Jane was the one who informed Diana's family of her death

In the BBC documentary, "Diana, 7 Days," Charles Spencer and Lady Sarah McCorquodale revealed that Jane Fellowes was the family member who first got the call about Princess Diana's tragic death. This means that she was the one who had to share the devastating news with the Spencer family.

Even though it's said that Fellowes wasn't speaking to Diana prior to her death, she was seen traveling with King Charles III to retrieve Diana's body from the Pitié-Salpêtrière Hospital in France where she died. Reports indicated that Fellowes' heartbreak over her sister's death was evident when she left the hospital. Even though Fellowes hasn't participated in any of the documentaries or articles that followed since her sister's death, she's remained close to her nephews, Prince William and Prince Harry.
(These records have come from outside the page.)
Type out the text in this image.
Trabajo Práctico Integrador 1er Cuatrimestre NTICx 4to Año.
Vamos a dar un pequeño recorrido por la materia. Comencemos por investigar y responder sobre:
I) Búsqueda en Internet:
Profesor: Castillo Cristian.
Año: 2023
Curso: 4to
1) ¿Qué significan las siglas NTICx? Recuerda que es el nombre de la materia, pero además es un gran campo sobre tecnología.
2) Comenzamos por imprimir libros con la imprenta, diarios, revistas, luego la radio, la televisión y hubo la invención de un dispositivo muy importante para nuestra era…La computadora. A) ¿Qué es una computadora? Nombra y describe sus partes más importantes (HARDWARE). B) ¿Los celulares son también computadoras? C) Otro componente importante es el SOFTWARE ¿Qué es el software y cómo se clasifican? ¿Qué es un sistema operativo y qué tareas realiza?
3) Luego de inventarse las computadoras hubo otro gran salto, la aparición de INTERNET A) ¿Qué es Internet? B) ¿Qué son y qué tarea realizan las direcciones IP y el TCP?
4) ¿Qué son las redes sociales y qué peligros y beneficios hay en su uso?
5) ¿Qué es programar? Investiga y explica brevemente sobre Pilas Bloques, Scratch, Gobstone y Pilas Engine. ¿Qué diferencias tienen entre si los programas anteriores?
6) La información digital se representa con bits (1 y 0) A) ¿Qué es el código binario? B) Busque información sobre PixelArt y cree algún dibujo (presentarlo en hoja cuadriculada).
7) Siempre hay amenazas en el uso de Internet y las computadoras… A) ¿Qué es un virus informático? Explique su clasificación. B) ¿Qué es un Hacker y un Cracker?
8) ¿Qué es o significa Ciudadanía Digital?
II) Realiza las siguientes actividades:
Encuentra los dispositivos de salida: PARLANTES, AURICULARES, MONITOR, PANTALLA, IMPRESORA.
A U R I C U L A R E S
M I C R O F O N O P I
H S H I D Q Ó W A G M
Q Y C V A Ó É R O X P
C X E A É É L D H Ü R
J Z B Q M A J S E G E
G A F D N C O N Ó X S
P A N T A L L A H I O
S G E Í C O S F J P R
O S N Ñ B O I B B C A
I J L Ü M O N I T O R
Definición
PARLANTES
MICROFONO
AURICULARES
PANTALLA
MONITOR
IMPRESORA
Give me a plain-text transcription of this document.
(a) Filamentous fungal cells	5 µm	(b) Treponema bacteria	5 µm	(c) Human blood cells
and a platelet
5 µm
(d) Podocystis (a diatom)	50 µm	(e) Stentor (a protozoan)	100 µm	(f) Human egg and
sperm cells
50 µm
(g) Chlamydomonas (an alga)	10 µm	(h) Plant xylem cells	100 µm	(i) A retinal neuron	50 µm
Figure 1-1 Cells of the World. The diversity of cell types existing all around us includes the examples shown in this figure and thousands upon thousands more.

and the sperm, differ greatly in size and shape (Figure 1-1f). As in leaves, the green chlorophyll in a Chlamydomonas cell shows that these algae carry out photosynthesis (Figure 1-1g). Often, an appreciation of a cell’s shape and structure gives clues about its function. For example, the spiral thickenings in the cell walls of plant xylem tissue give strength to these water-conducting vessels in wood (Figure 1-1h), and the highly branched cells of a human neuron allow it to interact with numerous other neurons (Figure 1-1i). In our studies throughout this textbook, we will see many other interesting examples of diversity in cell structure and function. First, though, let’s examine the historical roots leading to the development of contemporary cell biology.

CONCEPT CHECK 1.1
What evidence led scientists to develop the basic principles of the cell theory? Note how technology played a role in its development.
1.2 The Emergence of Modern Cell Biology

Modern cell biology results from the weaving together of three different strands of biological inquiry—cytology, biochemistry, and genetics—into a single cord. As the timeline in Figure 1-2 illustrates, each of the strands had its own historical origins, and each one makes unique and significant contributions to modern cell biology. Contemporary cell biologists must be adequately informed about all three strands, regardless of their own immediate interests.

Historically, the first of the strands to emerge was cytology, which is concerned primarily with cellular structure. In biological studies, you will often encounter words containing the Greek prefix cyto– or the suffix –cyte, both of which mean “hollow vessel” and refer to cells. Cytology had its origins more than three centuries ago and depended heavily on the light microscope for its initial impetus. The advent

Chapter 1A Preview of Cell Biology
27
She reportedly shares a very close bond with the latter and Harry has continued to involve her in his life.

Jane has continued to support Diana's children after her death

Perhaps because of her rocky relationship with Princess Diana prior to her death, Jane Fellowes made a noticeable effort to be a part of Prince William and Prince Harry's lives after her sister's death. Following the tragic car accident that claimed the princess' life, all eyes were on Diana's family's relationship with William and Harry, and Fellowes has shown herself to be a very supportive aunt.

The two brothers have clearly built a solid relationship with their aunt over the years. William and Princess Catherine named Fellowes' daughter, Laura Fellowes, as one of Princess Charlotte's godparents, and Prince Harry, who is said to be especially close to Fellowes, invited her to his wedding and asked her to do a reading in honor of Diana. "Prince Harry and Ms. Markle both feel honoured that Lady Jane will be representing her family and helping to celebrate the memory of the late Princess on the wedding day," the palace said in a statement at the time (via Newsweek). Fellowes was also one of the lucky few who first got to meet Prince Archie after he was born.